Bibby Financial Services
- Company type: Subsidiary
- Industry: Financial services
- Founded: 1982
- Headquarters: Banbury, England
- Key people: Jonathan Andrew (CEO)
- Products: Factoring, Trade Finance, Corporate Finance
- Number of employees: 1,000
- Parent: Bibby Line Group
- Website: www.bibbyfinancialservices.com

= Bibby Financial Services =

Bibby Financial Services (BFS) is a multinational corporation that provides financial services to small and medium-sized enterprises (SMEs).

The company is a subsidiary of the Liverpool based Bibby Line Group, which was founded in 1807 by businessman, John Bibby. In the 1980s, the group diversified into financial services, haulage, retail, and private-equity-style investments in businesses. This helped it to survive and grow whilst local rivals, such as Cunard and White Star Line, disappeared or were absorbed by others. Bibby Line Group, today headed by the sixth generation of the Bibby family, is a £1.2 billion business, and operates in more than 20 countries, employing over 4,500 people in industries including retail, offshore, financial services, distribution, shipping, marine-based businesses, and plant hire.

==History==
Bibby Financial Services was founded in 1982 during Sir Derek Bibby's chairmanship of the Bibby Line Group, a post he held from 1969 until 1992.

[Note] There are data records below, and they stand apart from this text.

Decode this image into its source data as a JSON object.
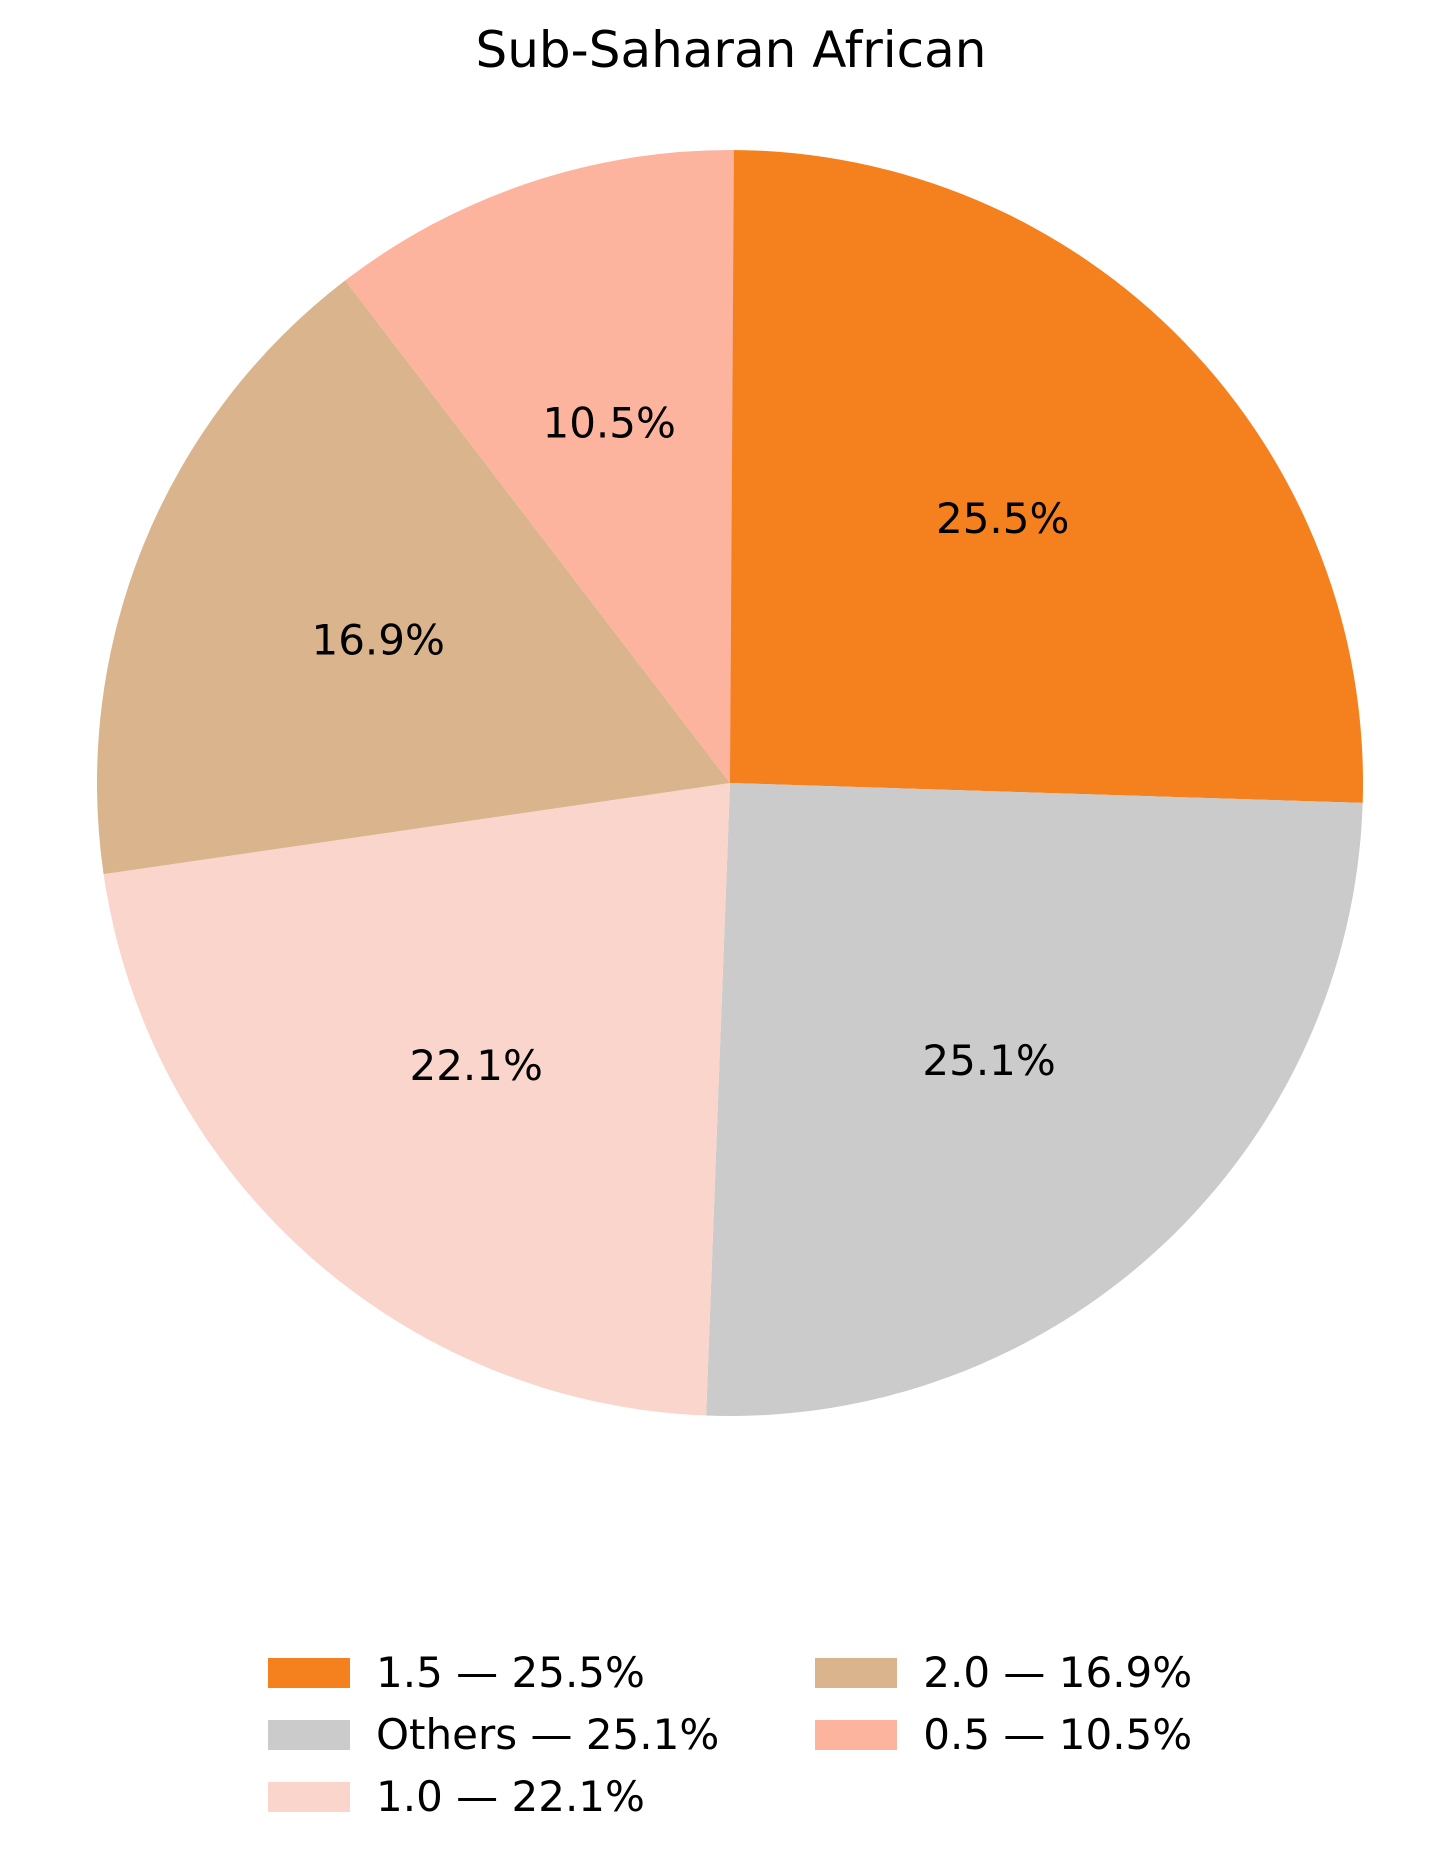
{
  "title": "Sub-Saharan African",
  "colors": {
    "background": "#ffffff",
    "text": "#000000"
  },
  "chart_data": {
    "type": "pie",
    "title": "Sub-Saharan African",
    "start_angle": 90,
    "direction": "clockwise",
    "label_distance": 0.6,
    "legend_position": "bottom",
    "legend_columns": 2,
    "slices": [
      {
        "label": "1.5",
        "value": 25.5,
        "pct_label": "25.5%",
        "color": "#F4811E",
        "legend_label": "1.5 — 25.5%"
      },
      {
        "label": "Others",
        "value": 25.1,
        "pct_label": "25.1%",
        "color": "#CBCBCB",
        "legend_label": "Others — 25.1%"
      },
      {
        "label": "1.0",
        "value": 22.1,
        "pct_label": "22.1%",
        "color": "#FAD5CB",
        "legend_label": "1.0 — 22.1%"
      },
      {
        "label": "2.0",
        "value": 16.9,
        "pct_label": "16.9%",
        "color": "#D9B48C",
        "legend_label": "2.0 — 16.9%"
      },
      {
        "label": "0.5",
        "value": 10.5,
        "pct_label": "10.5%",
        "color": "#FCB49E",
        "legend_label": "0.5 — 10.5%"
      }
    ]
  }
}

For the first two years, BFS was operated from the Bibby Line Group accounts department, before becoming a separate business entity.

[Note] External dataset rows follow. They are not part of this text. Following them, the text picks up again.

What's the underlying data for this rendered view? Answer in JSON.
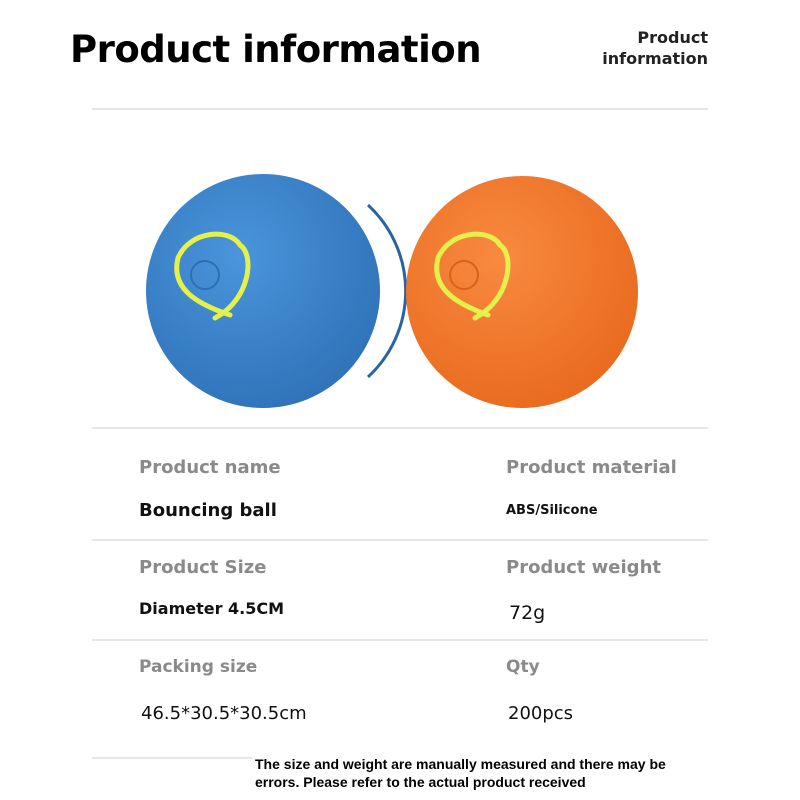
{
  "header": {
    "title": "Product information",
    "corner_label_line1": "Product",
    "corner_label_line2": "information"
  },
  "image": {
    "balls": [
      {
        "color": "blue",
        "hex": "#3d87d0"
      },
      {
        "color": "orange",
        "hex": "#f47b30"
      }
    ],
    "glow_hex": "#e6f04a"
  },
  "specs": {
    "name_label": "Product name",
    "name_value": "Bouncing ball",
    "material_label": "Product material",
    "material_value": "ABS/Silicone",
    "size_label": "Product Size",
    "size_value": "Diameter 4.5CM",
    "weight_label": "Product weight",
    "weight_value": "72g",
    "packing_label": "Packing size",
    "packing_value": "46.5*30.5*30.5cm",
    "qty_label": "Qty",
    "qty_value": "200pcs"
  },
  "footer": {
    "note_line1": "The size and weight are manually measured and there may be",
    "note_line2": "errors. Please refer to the actual product received"
  }
}
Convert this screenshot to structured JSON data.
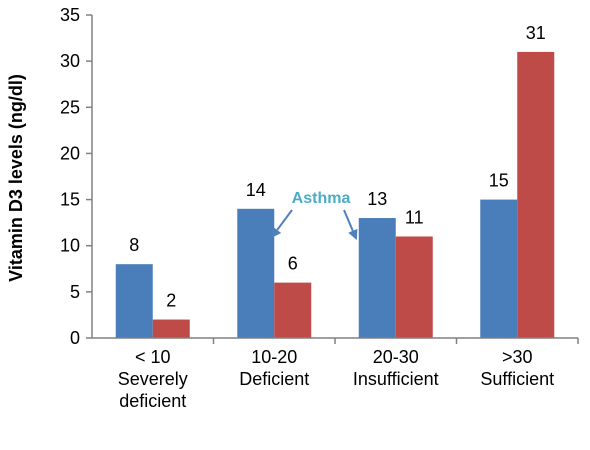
{
  "chart_data": {
    "type": "bar",
    "title": "",
    "xlabel": "",
    "ylabel": "Vitamin D3 levels (ng/dl)",
    "ylim": [
      0,
      35
    ],
    "yticks": [
      0,
      5,
      10,
      15,
      20,
      25,
      30,
      35
    ],
    "categories": [
      [
        "< 10",
        "Severely",
        "deficient"
      ],
      [
        "10-20",
        "Deficient"
      ],
      [
        "20-30",
        "Insufficient"
      ],
      [
        ">30",
        "Sufficient"
      ]
    ],
    "series": [
      {
        "values": [
          8,
          14,
          13,
          15
        ],
        "color": "#4A7EBB"
      },
      {
        "values": [
          2,
          6,
          11,
          31
        ],
        "color": "#BE4B48"
      }
    ],
    "grid": false,
    "legend": "none",
    "annotation": {
      "text": "Asthma",
      "color": "#4BACC6",
      "arrow_color": "#4F81BD",
      "points_to": [
        "10-20 series 1 bar",
        "20-30 series 1 bar"
      ]
    }
  }
}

The company has a regional office network with its headquarters located in Banbury, Oxfordshire.

BFS has a network of offices across Asia and Europe, including, Singapore, the Netherlands, the Czech Republic, Slovakia, France, Germany, Poland, Ireland and the United Kingdom.

In 2020, BFS sold its North American business to eCapital.

== Services ==
Bibby Financial Services provides invoice finance, asset finance, trade finance and foreign exchange services to small and medium sized businesses across the world, helping them get money for a range of scenarios, including cash flow funding, new equipment purchase, growth and expansion, management buy-ins and buy-outs, and corporate restructuring.

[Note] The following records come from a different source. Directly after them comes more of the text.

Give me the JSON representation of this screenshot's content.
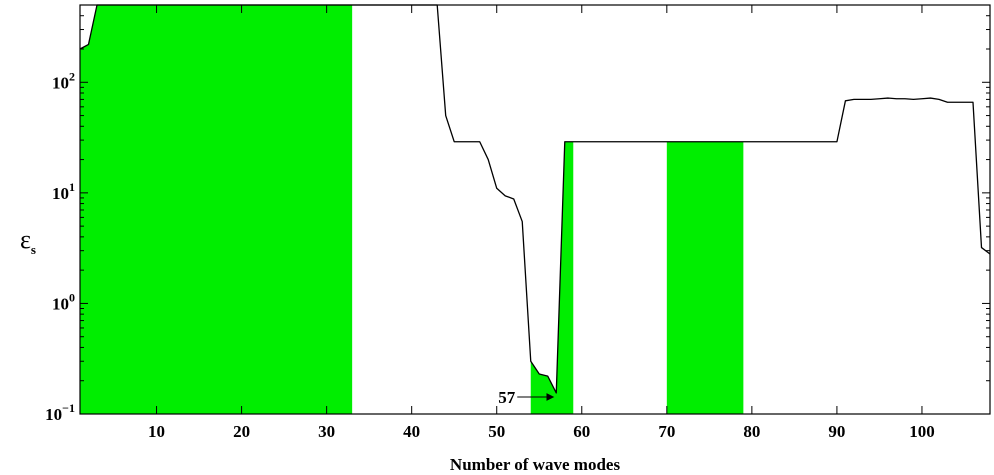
{
  "chart_data": {
    "type": "line",
    "title": "",
    "xlabel": "Number of wave modes",
    "ylabel": {
      "main": "ε",
      "sub": "s"
    },
    "xlim": [
      1,
      108
    ],
    "ylim": [
      0.1,
      500
    ],
    "yscale": "log",
    "grid": false,
    "x_ticks": [
      10,
      20,
      30,
      40,
      50,
      60,
      70,
      80,
      90,
      100
    ],
    "y_ticks": [
      {
        "value": 0.1,
        "base": "10",
        "exp": "−1"
      },
      {
        "value": 1,
        "base": "10",
        "exp": "0"
      },
      {
        "value": 10,
        "base": "10",
        "exp": "1"
      },
      {
        "value": 100,
        "base": "10",
        "exp": "2"
      }
    ],
    "fill_color": "#00ee00",
    "line_color": "#000000",
    "shaded_regions": [
      {
        "x_start": 1,
        "x_end": 33
      },
      {
        "x_start": 54,
        "x_end": 59
      },
      {
        "x_start": 70,
        "x_end": 79
      }
    ],
    "series": [
      {
        "x": [
          1,
          2,
          3,
          43,
          44,
          45,
          48,
          49,
          50,
          51,
          52,
          53,
          54,
          55,
          56,
          57,
          58,
          90,
          91,
          92,
          93,
          94,
          95,
          96,
          97,
          98,
          99,
          100,
          101,
          102,
          103,
          104,
          105,
          106,
          107,
          108
        ],
        "y": [
          200,
          220,
          500,
          500,
          50,
          29,
          29,
          20,
          11,
          9.4,
          8.8,
          5.5,
          0.3,
          0.23,
          0.22,
          0.155,
          29,
          29,
          68,
          70,
          70,
          70,
          71,
          72,
          71,
          71,
          70,
          71,
          72,
          70,
          66,
          66,
          66,
          66,
          3.2,
          2.8
        ]
      }
    ],
    "annotations": [
      {
        "text": "57",
        "x": 57,
        "y": 0.155
      }
    ]
  }
}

Globally, BFS supports more than 8,800 business customers across multiple industry sectors. The business operates in Europe and Asia.

==Recent developments==
In 2013, the business had a turnover of £170 million. In November 2015, Bibby Financial Services announced that it was committing over £770M in funding to UK enterprises following a successful refinancing deal.

In September 2020, BFS appointed Jonathan Andrew as Global CEO.

In October 2022, BFS announced its plans to launch a Marine Finance business to support the financing of ships and vessels as part of its new strategy.

The Financial Times reported that BFS had secured a £1 billion securitisation deal to boost SME lending in November 2022.

=== COVID-19 ===
In response to the COVID-19 pandemic, BFS restructured its business (including the sale of its North American business) which helped reduce the impact of the pandemic on the financial arm, as one of Liverpool's oldest firms.